Minnesota has been renaming things since the day somebody decided “St. Paul” was a better name for a town than “Pig’s Eye.”

Naming things is hard. This is a land of 11,842 lakes, and a surprisingly large number of them are named Mud.

Renaming things is harder. You would not believe how much paperwork it takes to rename a lake or a park or a building.

So when Red Wing residents were ready for a new name for their new bridge over the Mississippi, they turned to the renaming experts — Minnesota lawmakers.

Those lawmakers turned to do battle with the greatest hurdle to any renaming effort — other Minnesota lawmakers.

For almost six decades, the old bridge along Hwy. 63 between Red Wing and Hager City, Wis., carried Dwight D. Eisenhower’s name.

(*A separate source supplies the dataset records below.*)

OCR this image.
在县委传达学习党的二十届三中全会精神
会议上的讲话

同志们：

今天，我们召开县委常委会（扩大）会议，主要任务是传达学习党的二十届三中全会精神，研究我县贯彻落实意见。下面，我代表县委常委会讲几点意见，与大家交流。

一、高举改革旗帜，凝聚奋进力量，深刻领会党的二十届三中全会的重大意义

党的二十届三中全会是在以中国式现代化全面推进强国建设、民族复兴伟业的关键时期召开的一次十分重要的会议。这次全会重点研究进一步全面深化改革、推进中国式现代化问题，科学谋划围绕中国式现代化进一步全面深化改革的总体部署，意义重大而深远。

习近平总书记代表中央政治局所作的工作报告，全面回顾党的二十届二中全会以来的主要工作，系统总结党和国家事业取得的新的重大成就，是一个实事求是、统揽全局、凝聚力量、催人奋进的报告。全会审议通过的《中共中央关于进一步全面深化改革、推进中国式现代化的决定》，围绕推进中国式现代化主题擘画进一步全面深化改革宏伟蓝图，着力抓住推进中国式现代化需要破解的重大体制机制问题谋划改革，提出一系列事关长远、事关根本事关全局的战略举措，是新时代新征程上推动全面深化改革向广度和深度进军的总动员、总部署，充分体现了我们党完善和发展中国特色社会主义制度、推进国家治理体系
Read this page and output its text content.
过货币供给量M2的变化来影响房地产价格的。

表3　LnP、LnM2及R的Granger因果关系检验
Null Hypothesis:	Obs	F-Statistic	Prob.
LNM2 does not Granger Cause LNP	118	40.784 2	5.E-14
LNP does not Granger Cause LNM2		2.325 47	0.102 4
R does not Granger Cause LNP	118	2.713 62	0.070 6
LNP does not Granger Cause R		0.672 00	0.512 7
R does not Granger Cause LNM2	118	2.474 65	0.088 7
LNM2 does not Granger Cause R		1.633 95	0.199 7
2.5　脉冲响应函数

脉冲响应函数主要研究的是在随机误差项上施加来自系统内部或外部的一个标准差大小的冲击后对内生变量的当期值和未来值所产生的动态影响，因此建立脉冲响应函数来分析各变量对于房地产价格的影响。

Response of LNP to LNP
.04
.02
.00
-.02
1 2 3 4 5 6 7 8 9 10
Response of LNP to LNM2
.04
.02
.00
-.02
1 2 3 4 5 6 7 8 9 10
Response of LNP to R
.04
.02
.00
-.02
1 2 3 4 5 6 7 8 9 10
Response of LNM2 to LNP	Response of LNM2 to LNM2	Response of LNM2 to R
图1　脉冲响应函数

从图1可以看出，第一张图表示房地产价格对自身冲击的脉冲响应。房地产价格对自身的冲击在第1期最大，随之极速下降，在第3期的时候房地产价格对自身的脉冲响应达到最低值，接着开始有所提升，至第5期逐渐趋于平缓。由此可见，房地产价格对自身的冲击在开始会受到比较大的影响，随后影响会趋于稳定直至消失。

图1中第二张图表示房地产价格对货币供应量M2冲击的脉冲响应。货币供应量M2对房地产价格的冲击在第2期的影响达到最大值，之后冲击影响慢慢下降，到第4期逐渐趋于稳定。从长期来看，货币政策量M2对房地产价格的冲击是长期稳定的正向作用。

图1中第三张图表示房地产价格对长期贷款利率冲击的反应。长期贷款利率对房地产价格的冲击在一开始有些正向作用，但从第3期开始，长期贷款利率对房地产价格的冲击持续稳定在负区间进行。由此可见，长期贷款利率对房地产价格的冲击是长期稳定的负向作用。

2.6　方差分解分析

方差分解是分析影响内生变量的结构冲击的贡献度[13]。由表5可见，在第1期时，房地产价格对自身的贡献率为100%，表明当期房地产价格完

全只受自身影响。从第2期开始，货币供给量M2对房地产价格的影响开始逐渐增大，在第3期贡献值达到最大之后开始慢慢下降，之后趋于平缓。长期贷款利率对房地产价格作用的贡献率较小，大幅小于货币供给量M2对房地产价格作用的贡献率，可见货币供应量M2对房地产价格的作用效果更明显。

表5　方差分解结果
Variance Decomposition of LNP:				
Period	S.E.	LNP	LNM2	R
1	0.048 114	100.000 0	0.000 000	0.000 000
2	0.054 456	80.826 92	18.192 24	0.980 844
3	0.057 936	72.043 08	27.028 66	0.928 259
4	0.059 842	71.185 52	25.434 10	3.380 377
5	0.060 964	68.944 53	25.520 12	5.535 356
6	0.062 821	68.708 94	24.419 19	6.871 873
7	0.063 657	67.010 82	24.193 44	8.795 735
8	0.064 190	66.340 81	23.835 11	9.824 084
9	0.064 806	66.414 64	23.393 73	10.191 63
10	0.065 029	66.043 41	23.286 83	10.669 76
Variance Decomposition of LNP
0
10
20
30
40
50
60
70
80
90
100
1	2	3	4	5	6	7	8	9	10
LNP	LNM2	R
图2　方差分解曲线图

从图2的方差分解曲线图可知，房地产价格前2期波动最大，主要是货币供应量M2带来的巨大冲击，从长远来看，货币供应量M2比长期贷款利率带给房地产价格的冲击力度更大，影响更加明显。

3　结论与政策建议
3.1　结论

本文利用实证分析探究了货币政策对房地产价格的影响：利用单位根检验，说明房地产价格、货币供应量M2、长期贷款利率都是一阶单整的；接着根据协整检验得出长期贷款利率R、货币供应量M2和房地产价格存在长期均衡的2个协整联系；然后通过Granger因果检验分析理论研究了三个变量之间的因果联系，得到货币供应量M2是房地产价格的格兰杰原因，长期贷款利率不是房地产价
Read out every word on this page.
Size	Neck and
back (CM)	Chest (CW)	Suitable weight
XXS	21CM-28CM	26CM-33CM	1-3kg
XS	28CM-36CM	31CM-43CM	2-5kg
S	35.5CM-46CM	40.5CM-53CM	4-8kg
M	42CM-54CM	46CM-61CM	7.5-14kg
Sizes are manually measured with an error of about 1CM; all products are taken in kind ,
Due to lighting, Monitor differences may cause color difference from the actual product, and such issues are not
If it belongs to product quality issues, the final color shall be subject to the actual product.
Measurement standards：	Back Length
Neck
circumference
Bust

The former president and supreme Allied commander was there for the Eisenhower Bridge dedication in 1960, and he drew an enormous crowd. When the Minnesota Legislature decided to name a bridge after Eisenhower, they made sure it stayed named.

By state law, every bridge built on this spot must like Ike.

Changing the name means changing the law, and that’s what Red Wing’s state Rep. Barb Haley and state Sen. Michael Goggin set out to do.

Their legislation would rename the span the Bridge of Valor. Community and veterans groups suggested the change, hoping to honor the courage and sacrifice of countless soldiers, police, firefighters and battlefield nurses.

While Haley and Goggin were working to give Minnesota the most metal name ever bestowed on a bridge, other lawmakers were learning the perils of park names.

Your elected representatives weren’t expecting trouble when they set out to dedicate a state park in former Vice President Walter Mondale’s name. It was one of those bipartisan bills that sometimes sail through and make everybody feel Minnesota Nice.

Interstate State Park spans the St. Croix River — one of the waterways preserved by the Wild and Scenic Rivers Act that Mondale sponsored during his time in the U.S. Senate — and mirrors a similar park on the Wisconsin side of the river. The legislation, sponsored by House Majority Leader Ryan Winkler, DFL-Golden Valley, and state Sen. Karin Housley, R-St. Marys Point, would re-christen the Minnesota side Walter F. Mondale State Park.

“For decades, Minnesotans have marveled at its storied history and natural beauty,” Housley said in a statement last week. “It’s only fitting that we renew the spirit of bipartisanship that led to the park’s creation by naming the Minnesota portion of Interstate State Park after its original champion, Walter Mondale.”

Which was all well and good until one former lawmaker reminded everyone that to get something named after you by the Minnesota Legislature, it’s not enough to be good.

You have to be good and dead.

A decade ago, the Legislature decided that it should stop naming things after living people. Mondale, 91, is very much still with us.

“It’s hard to object about such a wonderful person as Walter Mondale,” former state Rep. Phyllis Kahn told the Star Tribune last week, “but the basic premise is, let time be our guide and not rush into this.”

But remember, it’s not enough to be dead. You ought to be good and dead.

(Although good and alive works for me too, honestly.)

If we’d kept to this simple rule, Minneapolis wouldn’t have been stuck for 200 years with a lake named after someone who called slavery a “positive good”; the University of Minnesota wouldn’t be tallying all the campus buildings named after segregationists; and we probably wouldn’t have an international airport terminal named after a Nazi sympathizer.

Yes, I know Charles Lindbergh was a dashing aviator who lived in Minnesota. But so did the late, great Tuskegee Airman Joseph Philip Gomer, and that man fought Nazis.

And yes, it’s a bother to print new campus maps, but if you have four buildings named after administrators who wanted to keep black and Jewish students out of the dorms, that’s four buildings too many.

It took thousands of signatures and years of effort to get John C. Calhoun’s name out of our lake, but Bde Maka Ska is finally clear.

The naming and renaming of lakes and rivers falls to the Minnesota Department of Natural Resources, which is locked in an endless struggle to fix the terrible names we’ve slapped on things over the years.

They renamed both the N-word lakes and all the squaw lakes.

Now they labor to rename all the boring lakes. Because how many Long Lakes and Round Lakes and Mud Lakes does one state really need?

Assistant State Climatologist Pete Boulay, who oversees the long list of Public Waters Name Changes, estimates that Minnesota started with 212 Mud Lakes and in the space of three decades has managed to rename about five of them.

“Mud is still the most popular lake name in Minnesota,” Boulay said. “We’ve got a long way to go.”